Randy R. Richardson, Chair
All humans possess the gift of language, and true comprehension of this fundamental aspect of ourselves is not easily achieved by the monolingual. Greatly enhanced understanding of ourselves – our thought processes, our linguistic abilities, our culture – and of those who are unlike us comes through the study of another language. We are richer, more capable persons if we develop the ability to understand and communicate with those in another linguistic and cultural setting. We are better prepared to understand the world and to respond to life’s changing opportunities if we break free from some of the limitations that ethnocentricity and monolingualism tend to impose on any people. The Scriptures, classical texts, and modern works of literature and thought are better understood in the original language and with knowledge of the cultures that produced them. Living cultures and individuals are better understood, and closer relations are established if the language barrier is down.
Modern transportation and communication technologies are bringing the world to us and taking us to the world. International business, scholarship, travel, government work, missionary activity, Christian and other organizations, all bring us into contact with speakers of other languages. Today’s instant communication bring to us the documents of the world – past and present – and offer us the possibility of real-time contact with individuals we would never have encountered in the past.

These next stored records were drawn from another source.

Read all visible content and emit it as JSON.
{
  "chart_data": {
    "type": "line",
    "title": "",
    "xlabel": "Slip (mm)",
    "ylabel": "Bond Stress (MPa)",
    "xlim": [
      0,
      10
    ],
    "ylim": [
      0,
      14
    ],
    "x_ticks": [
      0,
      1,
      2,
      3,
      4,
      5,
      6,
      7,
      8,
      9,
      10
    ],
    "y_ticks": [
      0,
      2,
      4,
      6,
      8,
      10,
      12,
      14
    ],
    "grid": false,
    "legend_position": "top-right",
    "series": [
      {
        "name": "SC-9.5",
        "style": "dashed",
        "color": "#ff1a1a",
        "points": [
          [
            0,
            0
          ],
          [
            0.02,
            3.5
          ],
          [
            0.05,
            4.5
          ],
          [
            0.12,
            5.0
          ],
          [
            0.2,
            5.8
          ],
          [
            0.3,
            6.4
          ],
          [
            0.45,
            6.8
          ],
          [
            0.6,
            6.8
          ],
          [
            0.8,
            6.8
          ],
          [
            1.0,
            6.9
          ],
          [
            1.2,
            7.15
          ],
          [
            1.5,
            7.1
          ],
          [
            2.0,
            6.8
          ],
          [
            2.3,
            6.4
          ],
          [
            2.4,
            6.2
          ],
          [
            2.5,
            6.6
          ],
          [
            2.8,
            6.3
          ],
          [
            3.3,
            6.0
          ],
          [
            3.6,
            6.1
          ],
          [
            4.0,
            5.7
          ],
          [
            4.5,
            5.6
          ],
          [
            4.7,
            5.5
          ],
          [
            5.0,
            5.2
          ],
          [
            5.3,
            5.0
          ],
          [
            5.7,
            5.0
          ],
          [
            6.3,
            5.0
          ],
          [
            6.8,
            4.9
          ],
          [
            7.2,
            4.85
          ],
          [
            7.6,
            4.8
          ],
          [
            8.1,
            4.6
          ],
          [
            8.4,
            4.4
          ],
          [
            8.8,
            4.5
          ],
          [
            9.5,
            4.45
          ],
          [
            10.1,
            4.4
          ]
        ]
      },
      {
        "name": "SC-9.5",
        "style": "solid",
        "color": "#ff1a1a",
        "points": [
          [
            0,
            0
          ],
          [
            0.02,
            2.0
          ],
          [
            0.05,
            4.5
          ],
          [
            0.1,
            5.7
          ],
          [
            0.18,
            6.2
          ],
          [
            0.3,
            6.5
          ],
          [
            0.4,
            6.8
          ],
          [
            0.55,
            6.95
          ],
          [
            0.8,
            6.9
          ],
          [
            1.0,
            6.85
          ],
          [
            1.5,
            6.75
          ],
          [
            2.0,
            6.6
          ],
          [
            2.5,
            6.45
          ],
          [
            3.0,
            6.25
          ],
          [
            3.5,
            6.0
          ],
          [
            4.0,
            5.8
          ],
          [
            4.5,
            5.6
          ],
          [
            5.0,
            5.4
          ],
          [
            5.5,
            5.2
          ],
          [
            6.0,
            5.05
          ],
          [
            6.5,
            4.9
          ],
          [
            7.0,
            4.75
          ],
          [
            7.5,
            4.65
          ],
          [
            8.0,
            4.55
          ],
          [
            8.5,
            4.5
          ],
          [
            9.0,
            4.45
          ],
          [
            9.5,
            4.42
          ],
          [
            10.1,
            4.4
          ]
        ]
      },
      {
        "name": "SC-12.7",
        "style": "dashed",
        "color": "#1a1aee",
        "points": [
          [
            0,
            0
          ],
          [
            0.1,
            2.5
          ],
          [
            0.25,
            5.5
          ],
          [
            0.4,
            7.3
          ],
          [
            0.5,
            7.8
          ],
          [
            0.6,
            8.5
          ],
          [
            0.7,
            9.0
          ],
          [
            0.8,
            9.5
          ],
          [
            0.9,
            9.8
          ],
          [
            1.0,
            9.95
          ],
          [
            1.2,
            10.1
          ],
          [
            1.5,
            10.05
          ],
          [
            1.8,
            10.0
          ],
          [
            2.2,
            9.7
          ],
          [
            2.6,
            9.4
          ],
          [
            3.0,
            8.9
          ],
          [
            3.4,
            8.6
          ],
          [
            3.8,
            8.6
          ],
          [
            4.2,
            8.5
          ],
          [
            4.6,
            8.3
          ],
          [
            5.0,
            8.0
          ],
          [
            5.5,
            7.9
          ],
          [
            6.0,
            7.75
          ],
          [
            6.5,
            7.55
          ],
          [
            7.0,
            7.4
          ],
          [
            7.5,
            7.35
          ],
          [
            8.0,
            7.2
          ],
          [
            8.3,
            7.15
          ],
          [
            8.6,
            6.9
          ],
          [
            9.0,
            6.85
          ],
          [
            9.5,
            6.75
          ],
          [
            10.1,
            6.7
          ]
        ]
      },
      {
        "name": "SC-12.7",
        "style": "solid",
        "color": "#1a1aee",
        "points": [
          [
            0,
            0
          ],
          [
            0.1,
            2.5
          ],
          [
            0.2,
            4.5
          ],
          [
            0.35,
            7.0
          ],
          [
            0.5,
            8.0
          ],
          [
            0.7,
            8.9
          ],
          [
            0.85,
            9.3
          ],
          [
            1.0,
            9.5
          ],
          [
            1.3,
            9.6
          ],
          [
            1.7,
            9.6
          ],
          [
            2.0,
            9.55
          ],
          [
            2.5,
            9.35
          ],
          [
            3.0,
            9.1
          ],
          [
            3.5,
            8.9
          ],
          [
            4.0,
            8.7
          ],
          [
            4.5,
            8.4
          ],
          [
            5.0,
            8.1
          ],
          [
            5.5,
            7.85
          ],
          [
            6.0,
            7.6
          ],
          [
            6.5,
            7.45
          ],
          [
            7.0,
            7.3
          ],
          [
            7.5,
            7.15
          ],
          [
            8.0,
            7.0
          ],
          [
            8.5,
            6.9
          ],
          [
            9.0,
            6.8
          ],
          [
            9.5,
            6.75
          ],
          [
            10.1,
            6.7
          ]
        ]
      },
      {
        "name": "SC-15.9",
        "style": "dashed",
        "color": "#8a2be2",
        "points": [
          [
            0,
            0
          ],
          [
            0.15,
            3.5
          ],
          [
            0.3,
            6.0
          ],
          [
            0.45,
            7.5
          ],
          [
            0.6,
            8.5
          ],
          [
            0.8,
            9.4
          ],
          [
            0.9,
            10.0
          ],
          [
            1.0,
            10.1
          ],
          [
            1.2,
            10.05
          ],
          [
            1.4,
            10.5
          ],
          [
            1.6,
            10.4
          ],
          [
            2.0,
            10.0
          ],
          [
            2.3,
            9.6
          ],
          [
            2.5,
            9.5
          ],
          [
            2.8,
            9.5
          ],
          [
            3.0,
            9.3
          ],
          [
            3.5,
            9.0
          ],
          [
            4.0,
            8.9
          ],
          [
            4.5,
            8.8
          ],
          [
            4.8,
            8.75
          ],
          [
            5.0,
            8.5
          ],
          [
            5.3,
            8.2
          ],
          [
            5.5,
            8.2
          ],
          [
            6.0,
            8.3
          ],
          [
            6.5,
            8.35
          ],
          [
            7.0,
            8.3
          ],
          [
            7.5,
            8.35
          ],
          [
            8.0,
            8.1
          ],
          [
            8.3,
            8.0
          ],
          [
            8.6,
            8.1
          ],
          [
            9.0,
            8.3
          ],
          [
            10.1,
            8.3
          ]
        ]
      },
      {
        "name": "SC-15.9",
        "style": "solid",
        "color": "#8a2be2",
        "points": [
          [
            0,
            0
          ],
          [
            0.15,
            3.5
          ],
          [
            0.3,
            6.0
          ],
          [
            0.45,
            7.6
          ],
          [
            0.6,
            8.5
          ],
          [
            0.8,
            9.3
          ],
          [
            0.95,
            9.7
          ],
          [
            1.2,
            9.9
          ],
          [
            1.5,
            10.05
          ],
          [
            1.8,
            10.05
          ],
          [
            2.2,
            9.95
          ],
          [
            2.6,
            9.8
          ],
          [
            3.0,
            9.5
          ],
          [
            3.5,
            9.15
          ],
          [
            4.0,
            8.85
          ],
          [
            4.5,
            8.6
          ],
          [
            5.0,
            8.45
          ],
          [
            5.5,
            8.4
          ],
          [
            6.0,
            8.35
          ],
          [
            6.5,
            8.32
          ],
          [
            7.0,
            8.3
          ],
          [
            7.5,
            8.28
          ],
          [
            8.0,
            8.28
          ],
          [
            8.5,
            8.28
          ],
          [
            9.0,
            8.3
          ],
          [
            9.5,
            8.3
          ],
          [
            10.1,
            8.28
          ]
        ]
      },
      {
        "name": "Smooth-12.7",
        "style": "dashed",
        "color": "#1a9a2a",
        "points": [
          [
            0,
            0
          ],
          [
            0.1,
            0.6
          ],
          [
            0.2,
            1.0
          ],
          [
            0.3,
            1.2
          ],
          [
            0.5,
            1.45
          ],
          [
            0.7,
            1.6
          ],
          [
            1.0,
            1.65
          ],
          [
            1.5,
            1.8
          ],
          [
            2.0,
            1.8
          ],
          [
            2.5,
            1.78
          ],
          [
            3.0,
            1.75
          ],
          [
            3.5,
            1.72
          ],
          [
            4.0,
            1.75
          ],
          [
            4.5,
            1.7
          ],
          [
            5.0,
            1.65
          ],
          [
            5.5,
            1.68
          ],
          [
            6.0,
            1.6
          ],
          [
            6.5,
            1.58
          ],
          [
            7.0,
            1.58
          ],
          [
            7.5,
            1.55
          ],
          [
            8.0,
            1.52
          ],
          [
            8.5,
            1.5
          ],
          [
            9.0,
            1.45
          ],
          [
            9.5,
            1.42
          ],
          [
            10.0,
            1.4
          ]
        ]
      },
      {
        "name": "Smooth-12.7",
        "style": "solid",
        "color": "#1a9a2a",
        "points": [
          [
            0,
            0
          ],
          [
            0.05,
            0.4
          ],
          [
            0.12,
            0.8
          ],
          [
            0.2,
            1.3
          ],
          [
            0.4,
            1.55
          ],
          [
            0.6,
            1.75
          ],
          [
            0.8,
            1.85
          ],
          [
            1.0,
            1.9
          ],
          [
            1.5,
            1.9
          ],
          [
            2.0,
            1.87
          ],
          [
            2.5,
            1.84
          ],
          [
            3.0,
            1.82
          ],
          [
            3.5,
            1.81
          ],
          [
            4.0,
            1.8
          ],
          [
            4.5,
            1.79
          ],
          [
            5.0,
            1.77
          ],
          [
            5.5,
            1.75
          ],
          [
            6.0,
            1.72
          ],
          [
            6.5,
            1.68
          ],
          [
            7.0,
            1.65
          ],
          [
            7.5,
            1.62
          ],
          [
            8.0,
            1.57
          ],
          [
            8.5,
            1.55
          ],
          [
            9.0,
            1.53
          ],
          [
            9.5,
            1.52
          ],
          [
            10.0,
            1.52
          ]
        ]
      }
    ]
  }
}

In light of these facts, Asbury University maintains its commitment to foreign language study as a vital part of a liberal arts education. The Ancient & Modern Language Department offers six languages which may be used to fulfill the core foreign language requirement: Chinese, French, Greek, Hebrew, Latin and Spanish. We offer majors in Ancient Languages and Spanish. There are teaching majors in French, Latin, and Spanish, and students may minor in Biblical Languages, Classical Languages, French, Greek, Latin, and Spanish. These programs offer opportunities for students to acquire practical language skills, scholarly tools, and understanding of the literatures, cultures, and linguistic distinctives of the languages studied.
Note: Students are advised to take a foreign language in high school. New students are expected to take the college administered language placement test during Welcome Week. Students completing two years of a high school foreign language with a grade of ‘C’ generally place into 102. Students completing three years of a high school foreign language with a grade of ‘C’ generally place into 201.